TALLAHASSEE, Fla. — Florida A&M University's leader is focused on creating opportunities for FAMU and other Historically Black Colleges.
Dr. Larry Robinson is heading to Atlanta this week to participate in the 2019 National Summit for the Sustainability of HBCU's.
Robinson says the summit is designed to bring together HBCU leaders to discuss what they can do to boost the productivity and long term stability of HBCU's around the nation.
"We're talking about how can we enhance that, what more can we do? Putting our minds together, developing and forging new partnerships with the private sector and even looking deeper into the ways that we can support these essential institutions around the nation," said Robinson.

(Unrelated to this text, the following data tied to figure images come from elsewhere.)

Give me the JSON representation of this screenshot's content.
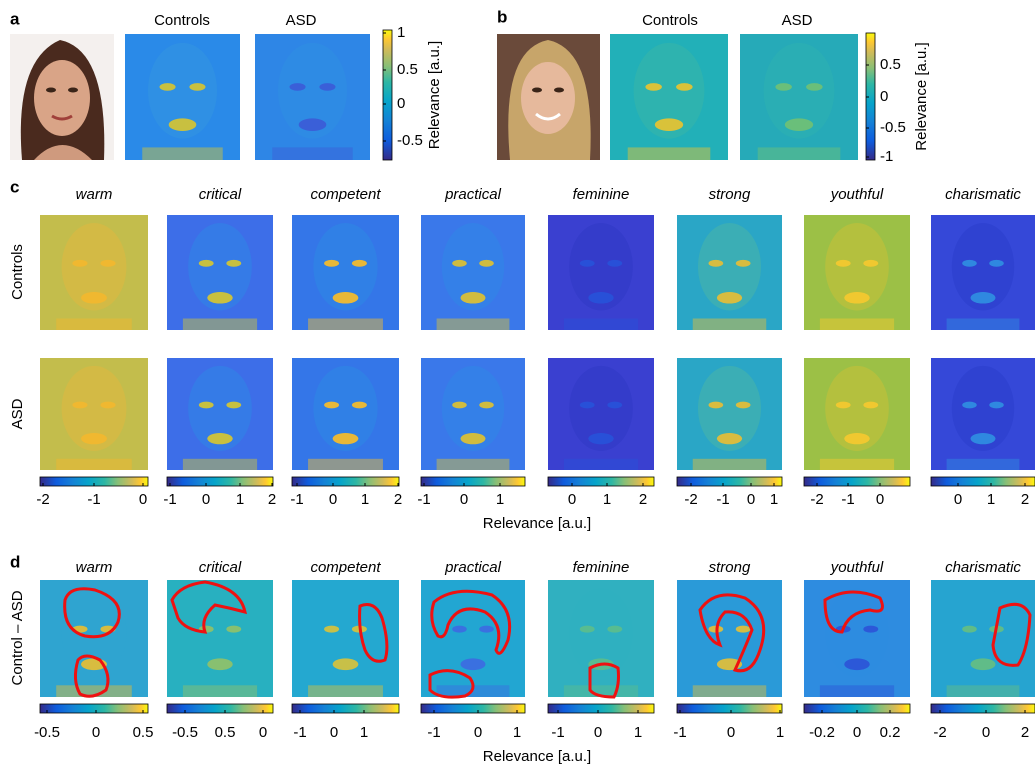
{
  "panel_a": {
    "label": "a",
    "headers": [
      "Controls",
      "ASD"
    ],
    "colorbar_ticks": [
      "1",
      "0.5",
      "0",
      "-0.5"
    ],
    "colorbar_label": "Relevance [a.u.]"
  },
  "panel_b": {
    "label": "b",
    "headers": [
      "Controls",
      "ASD"
    ],
    "colorbar_ticks": [
      "0.5",
      "0",
      "-0.5",
      "-1"
    ],
    "colorbar_label": "Relevance [a.u.]"
  },
  "panel_c": {
    "label": "c",
    "traits": [
      "warm",
      "critical",
      "competent",
      "practical",
      "feminine",
      "strong",
      "youthful",
      "charismatic"
    ],
    "rows": [
      "Controls",
      "ASD"
    ],
    "colorbar_ticks": [
      [
        "-2",
        "-1",
        "0"
      ],
      [
        "-1",
        "0",
        "1",
        "2"
      ],
      [
        "-1",
        "0",
        "1",
        "2"
      ],
      [
        "-1",
        "0",
        "1"
      ],
      [
        "0",
        "1",
        "2"
      ],
      [
        "-2",
        "-1",
        "0",
        "1"
      ],
      [
        "-2",
        "-1",
        "0"
      ],
      [
        "0",
        "1",
        "2"
      ]
    ],
    "axis_label": "Relevance [a.u.]"
  },
  "panel_d": {
    "label": "d",
    "traits": [
      "warm",
      "critical",
      "competent",
      "practical",
      "feminine",
      "strong",
      "youthful",
      "charismatic"
    ],
    "row_label": "Control – ASD",
    "colorbar_ticks": [
      [
        "-0.5",
        "0",
        "0.5"
      ],
      [
        "-0.5",
        "0.5",
        "0"
      ],
      [
        "-1",
        "0",
        "1"
      ],
      [
        "-1",
        "0",
        "1"
      ],
      [
        "-1",
        "0",
        "1"
      ],
      [
        "-1",
        "0",
        "1"
      ],
      [
        "-0.2",
        "0",
        "0.2"
      ],
      [
        "-2",
        "0",
        "2"
      ]
    ],
    "axis_label": "Relevance [a.u.]"
  }
}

Robinson is on the organizing committee for the summit, chairing a session on public/private partnerships. The focus, building economic opportunities with the private sector that benefit the faculty, staff, students and communities that FAMU serves, like FAMU's partnership with Duke Energy developing a solar farm outside of Tampa.

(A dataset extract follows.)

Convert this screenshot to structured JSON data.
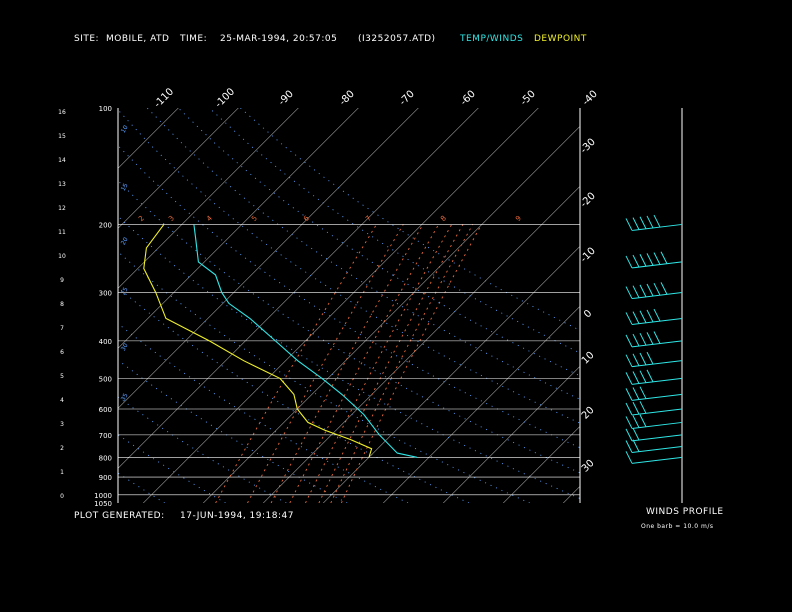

"A 600 to 800 acre solar farm that will actually produce electricity that will out on the grid to service 25,000 homes," said Robinson.
The farm will not only generate financial revenue over the history of the FAMU/Duke Energy partnership, but it will also present research opportunities and access to data.
The group attending the summit this year includes about 80 HBCU presidents and chancellors, all people that Robinson hopes to learn from.
"It's a time to come out and hear from some of the key power brokers in this space and learn and develop strategies to help advance this community," said Robinson.
As FAMU turns 132-years-old in October, university officials say they look forward to a bright future while also reflecting upon the many contributions HBCU's have made throughout history to Florida and the nation.